Despite growing interest in the field of medical history, little emphasis has been placed on how expert-led measurements of children's intellectual development played out in state socialist societies. To gain more insight into how the biosocial development of children met the objectives of the socialist state, this paper focuses on the practice of Hungarian psychologists who used supposedly objective IQ tests on children in the 1970s and, in doing so, also addressed the interests of experts in other disciplines.
The paper explores how the use of internationally established tests from the 1970s onwards marked a distinct societal shift: whereas the beginnings of socialism were characterised by Communist Party efforts to overcome earlier class divisions through a quota system favouring students of workers' and peasants' origin, measuring certain aspects of intelligence in quantifiable terms pointed to a de-ideologisation of the system. I analyse how supposedly neutral and objective techniques re-inscribed differences stemming from the socio-economic backgrounds of the test subjects.

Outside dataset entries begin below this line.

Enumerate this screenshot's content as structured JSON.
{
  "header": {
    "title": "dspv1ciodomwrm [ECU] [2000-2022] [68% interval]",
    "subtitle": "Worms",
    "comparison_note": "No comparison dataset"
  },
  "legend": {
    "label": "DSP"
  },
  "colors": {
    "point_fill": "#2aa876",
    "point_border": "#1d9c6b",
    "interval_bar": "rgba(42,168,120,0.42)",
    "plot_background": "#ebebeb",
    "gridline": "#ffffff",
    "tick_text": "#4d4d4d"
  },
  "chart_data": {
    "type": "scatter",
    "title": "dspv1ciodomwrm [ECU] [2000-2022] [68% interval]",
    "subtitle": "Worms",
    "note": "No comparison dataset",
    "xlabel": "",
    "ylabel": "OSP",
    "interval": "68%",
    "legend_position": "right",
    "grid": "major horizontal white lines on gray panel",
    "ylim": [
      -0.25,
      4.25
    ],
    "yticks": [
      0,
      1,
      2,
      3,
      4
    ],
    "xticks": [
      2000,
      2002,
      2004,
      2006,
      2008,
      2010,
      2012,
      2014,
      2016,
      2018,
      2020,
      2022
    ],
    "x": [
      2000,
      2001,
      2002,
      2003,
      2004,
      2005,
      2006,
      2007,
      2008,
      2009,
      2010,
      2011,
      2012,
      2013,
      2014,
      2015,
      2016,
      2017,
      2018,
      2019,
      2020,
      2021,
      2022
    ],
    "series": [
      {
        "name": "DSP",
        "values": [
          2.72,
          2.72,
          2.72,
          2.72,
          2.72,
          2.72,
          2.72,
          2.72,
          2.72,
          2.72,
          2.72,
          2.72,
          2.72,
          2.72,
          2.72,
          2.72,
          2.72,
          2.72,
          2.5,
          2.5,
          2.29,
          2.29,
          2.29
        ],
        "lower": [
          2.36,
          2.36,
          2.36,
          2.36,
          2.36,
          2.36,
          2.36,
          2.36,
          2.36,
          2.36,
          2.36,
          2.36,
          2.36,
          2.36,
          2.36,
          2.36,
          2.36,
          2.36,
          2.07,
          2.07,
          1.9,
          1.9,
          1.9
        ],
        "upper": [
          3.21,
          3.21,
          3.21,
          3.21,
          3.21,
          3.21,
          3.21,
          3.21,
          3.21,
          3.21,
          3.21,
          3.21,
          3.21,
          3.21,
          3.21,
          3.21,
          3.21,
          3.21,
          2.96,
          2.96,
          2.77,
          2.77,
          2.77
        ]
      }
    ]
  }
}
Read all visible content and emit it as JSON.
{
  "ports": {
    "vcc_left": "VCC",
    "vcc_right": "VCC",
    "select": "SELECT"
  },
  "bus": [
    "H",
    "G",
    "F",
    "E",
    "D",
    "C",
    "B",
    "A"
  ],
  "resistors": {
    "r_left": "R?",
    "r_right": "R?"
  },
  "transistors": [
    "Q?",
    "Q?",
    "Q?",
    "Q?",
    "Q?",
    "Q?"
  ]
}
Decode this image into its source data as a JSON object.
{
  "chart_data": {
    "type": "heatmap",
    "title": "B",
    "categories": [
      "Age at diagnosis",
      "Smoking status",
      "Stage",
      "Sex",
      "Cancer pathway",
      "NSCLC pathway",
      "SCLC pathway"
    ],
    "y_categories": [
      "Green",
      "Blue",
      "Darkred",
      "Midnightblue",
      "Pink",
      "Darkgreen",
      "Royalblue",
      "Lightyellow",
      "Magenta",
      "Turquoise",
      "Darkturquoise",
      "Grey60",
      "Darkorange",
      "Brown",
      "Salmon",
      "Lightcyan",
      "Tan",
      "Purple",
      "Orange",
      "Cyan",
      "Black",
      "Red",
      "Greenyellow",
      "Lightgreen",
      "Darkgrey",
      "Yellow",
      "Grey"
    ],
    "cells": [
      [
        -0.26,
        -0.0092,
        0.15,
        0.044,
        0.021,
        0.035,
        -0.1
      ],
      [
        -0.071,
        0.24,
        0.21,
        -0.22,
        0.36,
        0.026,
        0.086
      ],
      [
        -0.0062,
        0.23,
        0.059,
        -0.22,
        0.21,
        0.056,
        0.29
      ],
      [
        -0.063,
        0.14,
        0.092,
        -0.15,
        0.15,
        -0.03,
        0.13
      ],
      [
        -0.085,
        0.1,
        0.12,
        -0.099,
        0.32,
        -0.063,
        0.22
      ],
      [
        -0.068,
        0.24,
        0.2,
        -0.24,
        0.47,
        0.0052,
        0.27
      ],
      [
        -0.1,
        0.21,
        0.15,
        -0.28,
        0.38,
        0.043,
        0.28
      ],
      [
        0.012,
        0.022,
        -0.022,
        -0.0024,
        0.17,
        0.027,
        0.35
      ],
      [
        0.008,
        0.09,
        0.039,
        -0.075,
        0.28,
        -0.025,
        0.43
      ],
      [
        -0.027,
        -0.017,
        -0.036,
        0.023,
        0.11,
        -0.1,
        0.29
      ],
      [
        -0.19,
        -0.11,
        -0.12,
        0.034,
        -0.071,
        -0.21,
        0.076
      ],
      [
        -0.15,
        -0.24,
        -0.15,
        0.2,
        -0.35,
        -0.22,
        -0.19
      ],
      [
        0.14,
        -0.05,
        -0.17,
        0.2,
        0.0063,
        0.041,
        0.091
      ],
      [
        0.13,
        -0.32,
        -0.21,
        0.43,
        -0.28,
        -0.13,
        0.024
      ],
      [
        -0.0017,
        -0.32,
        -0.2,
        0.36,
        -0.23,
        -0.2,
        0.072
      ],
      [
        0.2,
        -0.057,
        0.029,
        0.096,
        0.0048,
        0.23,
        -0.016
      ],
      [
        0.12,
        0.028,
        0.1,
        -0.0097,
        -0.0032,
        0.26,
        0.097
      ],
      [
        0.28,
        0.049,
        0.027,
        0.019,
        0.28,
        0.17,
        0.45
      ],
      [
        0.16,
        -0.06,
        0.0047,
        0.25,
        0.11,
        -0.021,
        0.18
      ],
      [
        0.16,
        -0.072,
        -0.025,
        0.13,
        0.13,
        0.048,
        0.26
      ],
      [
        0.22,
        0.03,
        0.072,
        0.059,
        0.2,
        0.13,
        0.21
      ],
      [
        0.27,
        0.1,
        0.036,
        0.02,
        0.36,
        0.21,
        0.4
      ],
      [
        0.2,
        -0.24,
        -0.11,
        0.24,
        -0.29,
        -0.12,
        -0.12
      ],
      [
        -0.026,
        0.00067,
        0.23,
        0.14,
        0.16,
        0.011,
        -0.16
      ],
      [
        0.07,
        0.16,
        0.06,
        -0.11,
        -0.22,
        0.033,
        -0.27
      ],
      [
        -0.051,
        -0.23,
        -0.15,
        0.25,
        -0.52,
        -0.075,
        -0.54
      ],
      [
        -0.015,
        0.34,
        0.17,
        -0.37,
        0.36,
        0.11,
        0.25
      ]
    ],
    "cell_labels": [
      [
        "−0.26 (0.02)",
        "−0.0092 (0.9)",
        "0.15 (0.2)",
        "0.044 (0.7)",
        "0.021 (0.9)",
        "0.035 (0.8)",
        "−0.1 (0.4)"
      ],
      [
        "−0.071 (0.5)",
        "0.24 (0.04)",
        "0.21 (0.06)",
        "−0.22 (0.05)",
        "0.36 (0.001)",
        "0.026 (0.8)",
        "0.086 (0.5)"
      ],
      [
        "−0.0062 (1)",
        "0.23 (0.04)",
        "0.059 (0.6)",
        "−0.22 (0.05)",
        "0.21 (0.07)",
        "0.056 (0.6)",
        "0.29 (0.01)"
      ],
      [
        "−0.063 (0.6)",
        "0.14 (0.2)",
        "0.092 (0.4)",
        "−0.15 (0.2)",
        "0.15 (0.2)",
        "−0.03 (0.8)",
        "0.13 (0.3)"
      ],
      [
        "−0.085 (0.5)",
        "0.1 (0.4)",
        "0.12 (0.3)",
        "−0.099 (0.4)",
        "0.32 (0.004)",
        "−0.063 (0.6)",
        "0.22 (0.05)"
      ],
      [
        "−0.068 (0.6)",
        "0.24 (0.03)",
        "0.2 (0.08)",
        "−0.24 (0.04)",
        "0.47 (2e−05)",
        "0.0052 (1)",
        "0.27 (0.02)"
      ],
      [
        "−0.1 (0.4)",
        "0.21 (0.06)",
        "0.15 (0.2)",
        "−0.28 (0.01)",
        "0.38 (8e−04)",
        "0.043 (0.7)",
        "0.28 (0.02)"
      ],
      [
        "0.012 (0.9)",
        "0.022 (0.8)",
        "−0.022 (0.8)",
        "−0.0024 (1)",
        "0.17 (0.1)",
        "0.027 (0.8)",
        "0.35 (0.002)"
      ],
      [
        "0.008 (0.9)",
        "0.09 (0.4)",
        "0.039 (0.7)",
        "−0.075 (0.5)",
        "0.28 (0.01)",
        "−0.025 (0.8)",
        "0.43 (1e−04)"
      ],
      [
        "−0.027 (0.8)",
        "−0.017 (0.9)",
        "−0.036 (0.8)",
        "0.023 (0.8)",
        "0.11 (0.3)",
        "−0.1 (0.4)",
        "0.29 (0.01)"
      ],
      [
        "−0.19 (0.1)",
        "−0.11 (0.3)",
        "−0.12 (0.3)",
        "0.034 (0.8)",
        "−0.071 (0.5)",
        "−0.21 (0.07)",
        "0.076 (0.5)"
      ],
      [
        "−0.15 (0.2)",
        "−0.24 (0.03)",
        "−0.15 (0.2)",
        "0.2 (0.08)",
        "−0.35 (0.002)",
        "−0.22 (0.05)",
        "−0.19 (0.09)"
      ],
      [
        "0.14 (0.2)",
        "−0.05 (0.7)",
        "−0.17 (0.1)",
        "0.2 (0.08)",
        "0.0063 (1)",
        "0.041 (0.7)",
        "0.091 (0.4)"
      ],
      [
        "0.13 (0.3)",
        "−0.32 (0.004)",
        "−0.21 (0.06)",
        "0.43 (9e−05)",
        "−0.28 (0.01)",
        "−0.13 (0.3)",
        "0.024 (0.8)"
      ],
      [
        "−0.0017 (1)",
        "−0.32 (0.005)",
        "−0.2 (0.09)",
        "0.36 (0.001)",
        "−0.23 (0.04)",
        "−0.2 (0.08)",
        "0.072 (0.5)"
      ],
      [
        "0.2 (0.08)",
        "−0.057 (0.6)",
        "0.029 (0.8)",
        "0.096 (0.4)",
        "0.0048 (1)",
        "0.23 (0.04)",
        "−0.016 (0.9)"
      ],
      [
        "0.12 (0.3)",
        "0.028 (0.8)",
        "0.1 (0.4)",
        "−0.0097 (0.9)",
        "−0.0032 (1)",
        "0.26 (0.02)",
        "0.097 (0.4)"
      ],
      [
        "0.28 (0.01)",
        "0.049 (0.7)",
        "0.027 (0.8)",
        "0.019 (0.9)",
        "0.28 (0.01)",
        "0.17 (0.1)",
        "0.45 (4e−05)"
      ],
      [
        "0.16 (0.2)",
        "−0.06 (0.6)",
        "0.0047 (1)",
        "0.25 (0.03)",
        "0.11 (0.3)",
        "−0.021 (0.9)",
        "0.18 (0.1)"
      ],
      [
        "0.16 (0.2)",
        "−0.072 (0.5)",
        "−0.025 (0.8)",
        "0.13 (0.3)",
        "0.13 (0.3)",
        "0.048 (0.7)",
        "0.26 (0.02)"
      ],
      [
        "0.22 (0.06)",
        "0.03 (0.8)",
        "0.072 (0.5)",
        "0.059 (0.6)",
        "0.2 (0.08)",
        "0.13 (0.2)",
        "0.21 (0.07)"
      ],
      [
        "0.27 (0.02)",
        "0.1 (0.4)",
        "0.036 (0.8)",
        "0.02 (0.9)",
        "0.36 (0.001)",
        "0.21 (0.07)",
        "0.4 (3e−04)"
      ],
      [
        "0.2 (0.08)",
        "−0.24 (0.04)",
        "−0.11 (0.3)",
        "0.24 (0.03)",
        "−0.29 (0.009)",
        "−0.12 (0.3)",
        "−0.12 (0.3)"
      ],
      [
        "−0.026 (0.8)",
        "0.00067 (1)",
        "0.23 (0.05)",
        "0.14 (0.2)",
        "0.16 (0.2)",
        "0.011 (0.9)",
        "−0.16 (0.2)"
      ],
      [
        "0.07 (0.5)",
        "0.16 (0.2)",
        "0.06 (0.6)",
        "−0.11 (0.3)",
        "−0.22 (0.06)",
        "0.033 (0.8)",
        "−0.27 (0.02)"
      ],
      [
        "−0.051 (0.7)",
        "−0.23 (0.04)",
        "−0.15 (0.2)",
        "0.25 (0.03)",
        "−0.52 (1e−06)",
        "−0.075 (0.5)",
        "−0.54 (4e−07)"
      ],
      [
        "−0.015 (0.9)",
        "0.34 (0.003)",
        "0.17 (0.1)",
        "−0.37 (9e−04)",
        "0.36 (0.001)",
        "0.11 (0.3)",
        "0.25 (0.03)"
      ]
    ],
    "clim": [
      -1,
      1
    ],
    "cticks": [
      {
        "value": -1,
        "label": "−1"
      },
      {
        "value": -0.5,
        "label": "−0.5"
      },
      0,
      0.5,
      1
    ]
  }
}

My paper draws on various sources, including medical discourse in specialised journals, archival material documenting the Party’s position in exchange with experts, and the discourse presented to the broader public in popular publications. Ultimately, this paper seeks to shed light on how these techniques and their results were used to nurture the intellectual development of the socialist child. In doing so, it illustrates how objective measurements reflected the importance of socio-economic background — or, put differently, how they silently reintroduced class-based differentiation into medical discourse.